Sécheresses
« Pour nous, une carotte d’excréments de chauves-souris, c’est comme un livre qu’on déchiffre. Il nous permet de retourner au temps des pyramides », lance Jules Blais, limnologue à l’Université d’Ottawa et auteur principal d’une étude menée dans la caverne Home Away From Home, située dans l’ouest de la Jamaïque. Les résultats ont été publiés en avril dans le Journal of Geophysical Research : Biogeosciences.
« J’ai appris l’existence de la grotte de mes collègues qui étudient les chauves-souris en Amérique centrale depuis des décennies. Et ils ont entendu parler de la grotte de notre collègue de la Jamaican Caves Organization, Stefan Stewart, qui emmène les touristes dans les grottes de Jamaïque. Il avait noté l’abondance de chauves-souris dans cette grotte particulière. »
La preuve que ces excréments reflètent bel et bien l’histoire climatique est la trace laissée par deux grandes sécheresses : les optimums climatiques médiéval (du Xe au XIVe siècle) et minoen (au XIVe siècle avant Jésus-Christ), qui ont respectivement permis l’exploration de l’Amérique du Nord par les Vikings et accompagné la fin de la civilisation minoenne en Crète. « Les chauves-souris, à ce moment, mangeaient plus de fruits et moins d’insectes, parce qu’il y avait moins d’insectes à cause du climat plus aride », explique M. Blais.

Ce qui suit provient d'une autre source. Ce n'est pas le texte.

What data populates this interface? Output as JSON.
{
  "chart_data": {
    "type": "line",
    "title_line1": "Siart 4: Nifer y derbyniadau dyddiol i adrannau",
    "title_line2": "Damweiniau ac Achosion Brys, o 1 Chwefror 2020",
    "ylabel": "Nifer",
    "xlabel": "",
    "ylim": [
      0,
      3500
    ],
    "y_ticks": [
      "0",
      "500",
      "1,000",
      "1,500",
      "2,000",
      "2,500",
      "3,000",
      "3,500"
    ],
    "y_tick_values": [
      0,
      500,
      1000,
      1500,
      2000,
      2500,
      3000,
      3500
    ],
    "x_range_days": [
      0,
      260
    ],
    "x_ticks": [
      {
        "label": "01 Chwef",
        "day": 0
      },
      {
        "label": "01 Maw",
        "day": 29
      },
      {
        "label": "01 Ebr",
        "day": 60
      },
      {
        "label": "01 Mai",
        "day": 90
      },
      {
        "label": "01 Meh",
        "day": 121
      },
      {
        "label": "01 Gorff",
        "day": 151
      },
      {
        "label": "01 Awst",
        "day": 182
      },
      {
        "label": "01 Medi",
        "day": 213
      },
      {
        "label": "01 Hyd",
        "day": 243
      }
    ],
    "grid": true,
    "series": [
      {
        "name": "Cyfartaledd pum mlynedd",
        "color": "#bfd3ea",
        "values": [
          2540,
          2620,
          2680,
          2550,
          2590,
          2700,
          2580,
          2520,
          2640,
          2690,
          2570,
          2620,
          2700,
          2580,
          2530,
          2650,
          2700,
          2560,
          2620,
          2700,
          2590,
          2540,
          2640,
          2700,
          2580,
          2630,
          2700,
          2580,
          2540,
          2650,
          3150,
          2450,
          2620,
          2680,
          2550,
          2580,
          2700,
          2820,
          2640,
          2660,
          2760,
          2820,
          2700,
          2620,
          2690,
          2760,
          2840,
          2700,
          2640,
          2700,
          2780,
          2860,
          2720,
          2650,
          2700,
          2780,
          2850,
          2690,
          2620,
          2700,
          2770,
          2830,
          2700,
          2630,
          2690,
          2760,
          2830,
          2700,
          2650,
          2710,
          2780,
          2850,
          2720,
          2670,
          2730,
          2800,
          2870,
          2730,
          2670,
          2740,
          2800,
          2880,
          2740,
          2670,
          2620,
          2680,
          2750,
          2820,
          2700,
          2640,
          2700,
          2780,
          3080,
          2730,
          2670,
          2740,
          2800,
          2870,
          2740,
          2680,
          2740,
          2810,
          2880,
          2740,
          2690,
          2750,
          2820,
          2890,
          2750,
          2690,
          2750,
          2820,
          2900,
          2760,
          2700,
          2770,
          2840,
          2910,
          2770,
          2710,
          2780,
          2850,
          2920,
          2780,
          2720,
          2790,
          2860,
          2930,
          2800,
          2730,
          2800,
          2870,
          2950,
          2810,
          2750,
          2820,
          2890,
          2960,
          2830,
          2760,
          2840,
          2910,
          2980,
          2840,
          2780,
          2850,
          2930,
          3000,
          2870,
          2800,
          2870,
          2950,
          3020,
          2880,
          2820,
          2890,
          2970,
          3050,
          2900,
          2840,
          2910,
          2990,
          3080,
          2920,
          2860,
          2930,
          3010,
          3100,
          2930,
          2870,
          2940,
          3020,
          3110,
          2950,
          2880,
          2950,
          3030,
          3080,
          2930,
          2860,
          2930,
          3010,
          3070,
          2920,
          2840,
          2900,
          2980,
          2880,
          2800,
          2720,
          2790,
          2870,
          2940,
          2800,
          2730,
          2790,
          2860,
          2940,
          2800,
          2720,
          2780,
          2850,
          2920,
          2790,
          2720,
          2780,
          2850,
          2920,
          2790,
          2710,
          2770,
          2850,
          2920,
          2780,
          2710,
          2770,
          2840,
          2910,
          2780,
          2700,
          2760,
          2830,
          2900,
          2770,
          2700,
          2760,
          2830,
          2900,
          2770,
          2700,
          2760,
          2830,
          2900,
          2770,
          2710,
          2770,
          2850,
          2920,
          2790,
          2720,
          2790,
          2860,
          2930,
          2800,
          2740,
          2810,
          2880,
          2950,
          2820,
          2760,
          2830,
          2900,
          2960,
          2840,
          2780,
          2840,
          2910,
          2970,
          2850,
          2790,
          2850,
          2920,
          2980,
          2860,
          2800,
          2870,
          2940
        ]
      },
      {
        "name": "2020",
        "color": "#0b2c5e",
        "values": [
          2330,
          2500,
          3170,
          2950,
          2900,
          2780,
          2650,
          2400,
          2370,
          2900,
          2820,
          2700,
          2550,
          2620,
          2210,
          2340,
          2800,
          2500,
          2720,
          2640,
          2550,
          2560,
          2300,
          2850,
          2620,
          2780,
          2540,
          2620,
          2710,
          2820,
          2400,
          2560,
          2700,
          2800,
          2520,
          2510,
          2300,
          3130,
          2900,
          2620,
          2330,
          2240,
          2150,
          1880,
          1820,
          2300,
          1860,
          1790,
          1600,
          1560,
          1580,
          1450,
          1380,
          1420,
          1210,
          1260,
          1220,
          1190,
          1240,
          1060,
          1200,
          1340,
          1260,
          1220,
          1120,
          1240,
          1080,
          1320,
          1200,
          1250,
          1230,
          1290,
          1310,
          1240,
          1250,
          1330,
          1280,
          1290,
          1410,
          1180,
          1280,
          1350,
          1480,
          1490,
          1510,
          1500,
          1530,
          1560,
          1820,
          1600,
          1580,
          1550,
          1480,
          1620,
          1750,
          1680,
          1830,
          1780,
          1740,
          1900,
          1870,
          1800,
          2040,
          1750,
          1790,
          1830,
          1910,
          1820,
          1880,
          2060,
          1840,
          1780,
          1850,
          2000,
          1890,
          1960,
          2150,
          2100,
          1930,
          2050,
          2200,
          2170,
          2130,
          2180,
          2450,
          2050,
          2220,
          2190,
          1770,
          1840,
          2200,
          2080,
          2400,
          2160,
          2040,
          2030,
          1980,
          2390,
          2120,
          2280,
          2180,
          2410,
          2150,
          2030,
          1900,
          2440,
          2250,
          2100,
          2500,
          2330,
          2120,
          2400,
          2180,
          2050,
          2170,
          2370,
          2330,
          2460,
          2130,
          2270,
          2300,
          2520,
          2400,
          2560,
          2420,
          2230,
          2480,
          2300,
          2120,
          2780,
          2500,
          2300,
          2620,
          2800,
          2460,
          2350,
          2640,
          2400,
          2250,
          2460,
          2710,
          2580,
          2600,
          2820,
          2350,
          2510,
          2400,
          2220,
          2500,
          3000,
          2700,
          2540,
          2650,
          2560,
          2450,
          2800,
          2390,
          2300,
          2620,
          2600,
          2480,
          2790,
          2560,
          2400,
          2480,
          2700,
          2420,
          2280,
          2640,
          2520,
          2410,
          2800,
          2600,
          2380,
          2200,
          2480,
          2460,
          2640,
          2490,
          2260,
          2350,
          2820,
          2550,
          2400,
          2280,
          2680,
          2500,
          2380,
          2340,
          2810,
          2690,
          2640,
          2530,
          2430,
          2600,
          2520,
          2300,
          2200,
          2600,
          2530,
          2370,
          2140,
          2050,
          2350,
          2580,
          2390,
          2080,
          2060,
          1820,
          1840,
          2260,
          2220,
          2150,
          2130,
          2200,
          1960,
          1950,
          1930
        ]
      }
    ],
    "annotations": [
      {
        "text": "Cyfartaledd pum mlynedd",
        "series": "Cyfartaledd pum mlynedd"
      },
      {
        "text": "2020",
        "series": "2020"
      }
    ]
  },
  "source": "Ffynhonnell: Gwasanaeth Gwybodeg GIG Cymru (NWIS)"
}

« On sait que des espèces de chauves-souris jamaïcaines qui se nourrissent d’insectes peuvent se nourrir de nectar de cactus par temps sec, quand il y a moins d’insectes. Nous avons été très impressionnés de voir aussi nettement ces sécheresses. »
Engrais préindustriel
Le changement dans la diète des chauves-souris est détectable grâce aux stérols, des molécules impliquées dans la communication cellulaire. « Les stérols sont différents chez les insectes et les plantes, dit M. Blais. On a pu faire cette analyse à partir de chauves-souris d’une station de recherche au Belize. » Le cholestérol est aussi un stérol.
Cinq espèces différentes de chauves-souris habitent la caverne Home Away From Home, découverte en 2001 par Stefan Stewart. « Elle est très profonde, il faut des techniques d’alpinisme pour se rendre à l’endroit où habitent les chauves-souris, dit M. Blais. Ça l’a protégée de l’exploitation du guano, des excréments de chauves-souris. C’était un engrais fort prisé avant l’ère industrielle, alors dans les autres cavernes, il n’y en a plus. »
Après être arrivés au fond de la caverne, là où nichent les chauves-souris, les chercheurs et M. Stewart ont creusé une tranchée pour récupérer la carotte d’excréments de deux mètres de long.
Pourquoi n’y a-t-il pas d’excréments plus vieux que 4300 ans ? « On ne sait pas trop, mais on voit que sous la couche de deux mètres d’excréments, les sédiments sont liquéfiés », répond M. Blais.
Colonisation et essais nucléaires
Ces archives d’excréments ont aussi permis de déceler l’impact de la colonisation européenne à partir du XVIe siècle. « L’introduction de la canne à sucre se voit très clairement », explique M. Blais.
En revanche, il n’est pas possible de voir l’impact des Européens sur la faune. « Il y a d’autres stérols chez les chauves-souris qui se nourrissant de sang, mais pour une raison inconnue, il n’y en a pas en Jamaïque, même s’il y a du bétail. »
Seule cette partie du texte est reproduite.